5. Writ parcialmente concedido para, reconhecendo o cerceamento de defesa, anular o acórdão atacado e a sentença de primeiro grau, determinando que outra seja proferida com prévia intimação das partes para se manifestarem sobre o laudo toxicológico definitivo juntado aos autos.? (HC 37.682/RS, 5.ª Turma, Rel. Min. Laurita Vaz, DJ de 7/3/2005);

4. Se para a condenação se faz necessário o laudo definitivo, exigia a Lei 6.368/76 (artigo 22, § 1.º), para o auto de prisão em flagrante e para o oferecimento da denúncia, a existência do chamado laudo preliminar, comprovando-se, assim, a materialidade do delito cometido, firmado, inclusive, por pessoa sem a necessária habilitação técnica.
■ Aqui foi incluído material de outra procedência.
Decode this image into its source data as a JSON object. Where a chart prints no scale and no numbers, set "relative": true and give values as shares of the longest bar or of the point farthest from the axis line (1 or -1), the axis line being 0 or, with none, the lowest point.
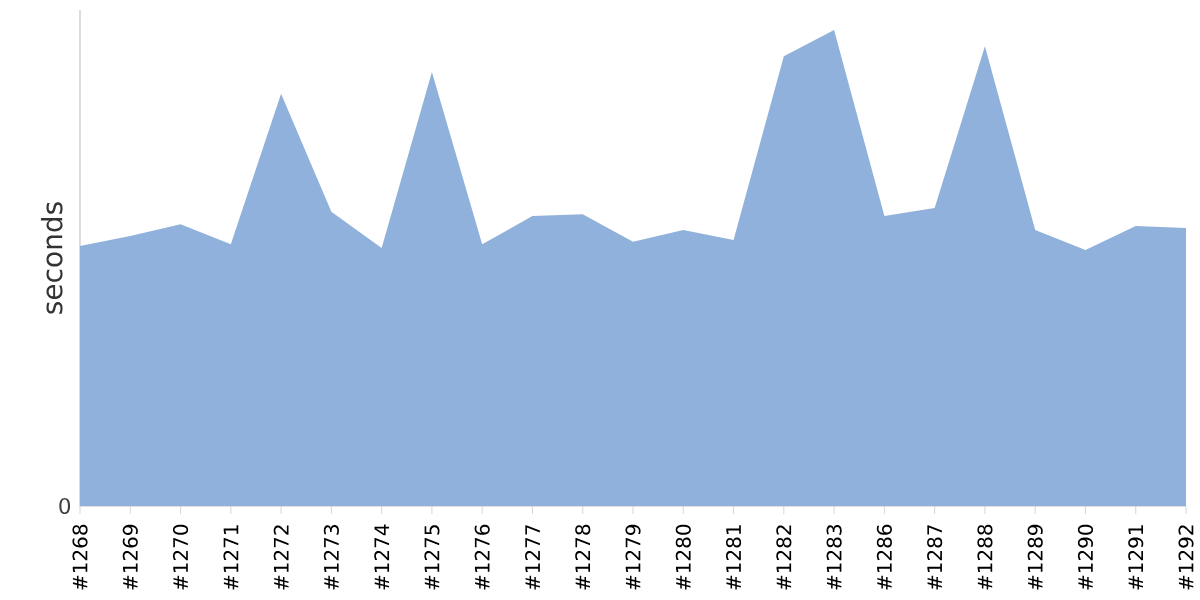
{
  "chart_data": {
    "type": "area",
    "ylabel": "seconds",
    "relative": true,
    "annotations": [
      "0"
    ],
    "categories": [
      "#1268",
      "#1269",
      "#1270",
      "#1271",
      "#1272",
      "#1273",
      "#1274",
      "#1275",
      "#1276",
      "#1277",
      "#1278",
      "#1279",
      "#1280",
      "#1281",
      "#1282",
      "#1283",
      "#1286",
      "#1287",
      "#1288",
      "#1289",
      "#1290",
      "#1291",
      "#1292"
    ],
    "series": [
      {
        "color": "#8fb1db",
        "values": [
          0.546,
          0.567,
          0.592,
          0.55,
          0.866,
          0.618,
          0.542,
          0.912,
          0.55,
          0.609,
          0.613,
          0.555,
          0.58,
          0.559,
          0.945,
          1,
          0.609,
          0.626,
          0.966,
          0.58,
          0.538,
          0.588,
          0.584
        ]
      }
    ],
    "grid": false
  }
}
Contudo, com o advento da Lei 10.409/2002 reproduziu-se de forma diversa a determinação, passando a exigir a novel legislação, a necessidade do laudo preliminar sobre a natureza e quantidade da substância apreendida, para a lavratura do auto de prisão em flagrante e estabelecimento da autoria e materialidade do delito (artigo 28, § 1.º, da Lei 10.409/2002).

Todavia, ainda que não tenha repetido a necessidade do laudo para o oferecimento da denúncia, o fez em relação ao ?estabelecimento da autoria e materialidade do delito?.

5. Ora, mesmo que o artigo 43 do Código de Processo Penal não cuide da chamada justa causa para a ação penal, ensina a doutrina se tratar de verdadeira condição da ação, definida como sendo ?um lastro probatório mínimo que deve ter a ação penal relacionando-se com indícios de autoria, existência material de uma conduta típica e alguma prova de sua antijuridicidade e culpabilidade? (Afrânio Silva Jardim apud RANGEL, Paulo. Direito Processo Penal. 5.ª edição. Rio de Janeiro: Lumen Juris, 2001, página 189).

Assim, também, Mirabete, para quem ?é realmente necessário que a inicial venha acompanhada de um mínimo de prova para que a ação penal tenha condições de viabilidade, caso contrário não há justa causa para o processo?. Prossegue afirmando que:

(…)

Tem se exigido, assim, que a inicial venha acompanhada de inquérito policial ou prova documental que a supra, ou seja, de um mínimo de prova sobre a materialidade e autoria, para que se opere o recebimento da denúncia ou da queixa, não bastando a simples versão dada pelo ofendido.

(…)

Evidentemente, não é necessário prova plena nem um exame aprofundado dos autos do inquérito policial ou peças de informação pelo Juiz. São suficientes ao recebimento da inicial elementos que tornem verossímil a acusação? (MIRABETE, Júlio Fabbrini. Código de Processo Penal Comentado. 8.ª edição. São Paulo: Atlas, 2001, página 188).

6. No caso sub examine, no que toca à prova da materialidade da conduta imputada ao recorrente, inexiste droga apreendida e, por conseguinte, laudo preliminar sobre a natureza e quantidade da substância entorpecente. Funda-se a exordial acusatória, tão-somente, em depoimento de uma testemunha, prestado junto à autoridade policial.

Entendo, assim, inexistir lastro probatório mínimo à continuidade da ação penal movida em desfavor do recorrente.

6. Dessarte, diante dos fundamentos acima apresentados, DOU PROVIMENTO ao presente recurso ordinário, determinando o trancamento da ação penal movida em desfavor do ora recorrente, com a conseqüente expedição de alvará de soltura, se por outro motivo não estiver preso.

É como voto.

Decisão unânime, votando com o relator os ministros Nilson Naves, Paulo Gallotti e Paulo Medina.

Ronaldo Botelho é advogado e professor da Escola da Magistratura.